Seriously? I just saw an ad for glitter pills. If you don't know what they are made for, google them and you will find out there is a market for everything now days.


----------



## frodo (Dec 5, 2014)

i guess that would freak the doc out.  but who the hell else is looking at your poop????


----------



## oldognewtrick (Dec 5, 2014)

Well if you have an outhouse or a portajohn at a construction site, it could make for some interesting conversations.


----------



## inspectorD (Dec 5, 2014)

oldognewtrick said:


> Well if you have an outhouse or a portajohn at a construction site, it could make for some interesting conversations.

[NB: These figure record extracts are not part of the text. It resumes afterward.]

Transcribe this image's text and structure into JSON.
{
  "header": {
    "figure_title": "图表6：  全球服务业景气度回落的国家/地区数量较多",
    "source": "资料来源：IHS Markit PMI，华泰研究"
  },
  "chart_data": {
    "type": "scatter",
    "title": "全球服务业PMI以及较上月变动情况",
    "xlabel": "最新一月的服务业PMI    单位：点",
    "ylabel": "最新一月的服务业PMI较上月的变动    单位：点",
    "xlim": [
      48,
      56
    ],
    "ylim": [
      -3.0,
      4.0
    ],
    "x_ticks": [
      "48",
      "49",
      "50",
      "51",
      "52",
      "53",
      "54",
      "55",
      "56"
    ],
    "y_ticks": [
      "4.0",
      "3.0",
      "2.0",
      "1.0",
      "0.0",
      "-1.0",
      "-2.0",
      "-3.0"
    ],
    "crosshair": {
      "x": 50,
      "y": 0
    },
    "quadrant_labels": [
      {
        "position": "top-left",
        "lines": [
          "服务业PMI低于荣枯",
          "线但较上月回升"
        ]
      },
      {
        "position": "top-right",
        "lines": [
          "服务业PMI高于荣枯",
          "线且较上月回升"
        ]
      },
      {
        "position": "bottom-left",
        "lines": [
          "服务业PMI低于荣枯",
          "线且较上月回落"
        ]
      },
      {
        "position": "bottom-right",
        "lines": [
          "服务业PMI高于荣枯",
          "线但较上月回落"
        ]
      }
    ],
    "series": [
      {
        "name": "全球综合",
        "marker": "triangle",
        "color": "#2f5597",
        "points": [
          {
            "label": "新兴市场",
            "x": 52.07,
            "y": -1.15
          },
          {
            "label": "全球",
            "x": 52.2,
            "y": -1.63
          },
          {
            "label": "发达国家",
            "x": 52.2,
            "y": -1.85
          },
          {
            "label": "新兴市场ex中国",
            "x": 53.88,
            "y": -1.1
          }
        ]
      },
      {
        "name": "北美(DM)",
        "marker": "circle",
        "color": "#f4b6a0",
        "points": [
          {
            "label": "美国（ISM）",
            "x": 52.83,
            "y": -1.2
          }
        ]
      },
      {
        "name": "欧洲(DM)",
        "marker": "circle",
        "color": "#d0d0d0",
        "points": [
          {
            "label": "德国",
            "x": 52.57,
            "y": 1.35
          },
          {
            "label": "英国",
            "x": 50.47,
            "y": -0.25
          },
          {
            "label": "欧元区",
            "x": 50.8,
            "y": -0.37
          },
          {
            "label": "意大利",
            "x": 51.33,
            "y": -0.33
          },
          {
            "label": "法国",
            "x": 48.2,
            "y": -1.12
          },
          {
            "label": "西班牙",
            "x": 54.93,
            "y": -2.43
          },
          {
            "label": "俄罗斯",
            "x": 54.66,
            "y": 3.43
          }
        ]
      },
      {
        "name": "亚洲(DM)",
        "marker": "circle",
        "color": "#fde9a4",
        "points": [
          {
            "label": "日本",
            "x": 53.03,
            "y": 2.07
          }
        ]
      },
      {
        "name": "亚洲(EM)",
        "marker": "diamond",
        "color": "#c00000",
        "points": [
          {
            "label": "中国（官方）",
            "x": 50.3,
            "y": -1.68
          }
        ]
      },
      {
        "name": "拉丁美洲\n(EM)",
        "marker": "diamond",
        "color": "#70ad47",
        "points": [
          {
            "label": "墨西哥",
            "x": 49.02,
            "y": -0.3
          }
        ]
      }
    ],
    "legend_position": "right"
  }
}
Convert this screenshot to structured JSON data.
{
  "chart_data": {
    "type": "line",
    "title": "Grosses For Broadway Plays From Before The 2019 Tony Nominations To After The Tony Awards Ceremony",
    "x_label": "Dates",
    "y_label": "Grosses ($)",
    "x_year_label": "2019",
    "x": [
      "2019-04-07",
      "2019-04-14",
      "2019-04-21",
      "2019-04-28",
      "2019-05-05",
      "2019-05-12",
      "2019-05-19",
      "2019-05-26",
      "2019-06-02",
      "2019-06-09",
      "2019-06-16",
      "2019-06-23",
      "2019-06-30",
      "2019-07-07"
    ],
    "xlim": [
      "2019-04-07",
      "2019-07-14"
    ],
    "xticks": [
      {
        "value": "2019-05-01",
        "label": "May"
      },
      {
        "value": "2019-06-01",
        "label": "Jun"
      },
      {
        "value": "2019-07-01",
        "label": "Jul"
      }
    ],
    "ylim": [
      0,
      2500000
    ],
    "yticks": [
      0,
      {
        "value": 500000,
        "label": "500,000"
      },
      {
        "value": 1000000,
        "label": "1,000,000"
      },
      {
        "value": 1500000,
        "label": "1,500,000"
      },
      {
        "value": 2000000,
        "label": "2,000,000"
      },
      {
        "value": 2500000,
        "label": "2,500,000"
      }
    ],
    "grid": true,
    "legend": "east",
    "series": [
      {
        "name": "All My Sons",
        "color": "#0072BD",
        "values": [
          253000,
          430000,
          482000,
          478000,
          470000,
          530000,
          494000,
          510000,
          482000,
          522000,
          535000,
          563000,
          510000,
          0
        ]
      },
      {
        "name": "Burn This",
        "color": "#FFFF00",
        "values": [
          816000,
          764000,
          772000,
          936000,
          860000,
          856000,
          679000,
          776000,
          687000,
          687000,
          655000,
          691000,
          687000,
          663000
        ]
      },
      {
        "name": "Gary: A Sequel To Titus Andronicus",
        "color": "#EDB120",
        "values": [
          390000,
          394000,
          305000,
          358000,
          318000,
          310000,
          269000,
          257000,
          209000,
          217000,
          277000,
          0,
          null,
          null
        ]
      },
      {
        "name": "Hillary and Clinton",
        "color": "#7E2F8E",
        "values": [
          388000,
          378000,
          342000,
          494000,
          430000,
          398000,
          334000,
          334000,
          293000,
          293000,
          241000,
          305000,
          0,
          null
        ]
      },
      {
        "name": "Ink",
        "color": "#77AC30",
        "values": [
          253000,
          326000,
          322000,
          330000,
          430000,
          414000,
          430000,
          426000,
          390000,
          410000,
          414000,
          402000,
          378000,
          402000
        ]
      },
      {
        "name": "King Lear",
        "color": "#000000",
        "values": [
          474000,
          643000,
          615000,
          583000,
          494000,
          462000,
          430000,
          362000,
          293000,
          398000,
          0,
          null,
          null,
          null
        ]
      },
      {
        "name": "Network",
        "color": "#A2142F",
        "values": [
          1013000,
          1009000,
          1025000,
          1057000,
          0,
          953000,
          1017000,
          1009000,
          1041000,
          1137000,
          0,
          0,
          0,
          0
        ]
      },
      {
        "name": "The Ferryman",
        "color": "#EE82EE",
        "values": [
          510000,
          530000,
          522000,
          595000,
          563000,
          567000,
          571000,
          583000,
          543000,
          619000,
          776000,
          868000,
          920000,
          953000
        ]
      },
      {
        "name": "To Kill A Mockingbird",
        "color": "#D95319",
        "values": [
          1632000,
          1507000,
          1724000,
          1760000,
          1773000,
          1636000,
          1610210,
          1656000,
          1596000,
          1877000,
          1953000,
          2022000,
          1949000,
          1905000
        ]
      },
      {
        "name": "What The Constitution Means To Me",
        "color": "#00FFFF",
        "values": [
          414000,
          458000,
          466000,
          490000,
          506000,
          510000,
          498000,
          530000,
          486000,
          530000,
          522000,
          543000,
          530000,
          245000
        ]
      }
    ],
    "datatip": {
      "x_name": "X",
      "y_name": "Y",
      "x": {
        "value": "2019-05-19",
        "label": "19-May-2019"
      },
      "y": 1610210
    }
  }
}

ReallY?... you need a vacation..:beer:


----------



## oldognewtrick (Dec 5, 2014)

inspectorD said:


> ReallY?... you need a vacation..:beer:



You got that right.


----------



## frodo (Dec 5, 2014)

if you come up to me and start discussing the color of your poop

I am gonna have an important meeting somewhere right now!!!


----------



## nealtw (Dec 5, 2014)

This is a crappy thread.


----------



## frodo (Dec 7, 2014)

......................


----------



## slownsteady (Dec 7, 2014)

Damn kids, can't do anything for themselves. Why can't they do like we did when we was young and just snort it!


----------



## Chris (Dec 8, 2014)

They want to be different.


----------



## nealtw (Dec 8, 2014)

They don't have to try very hard!


----------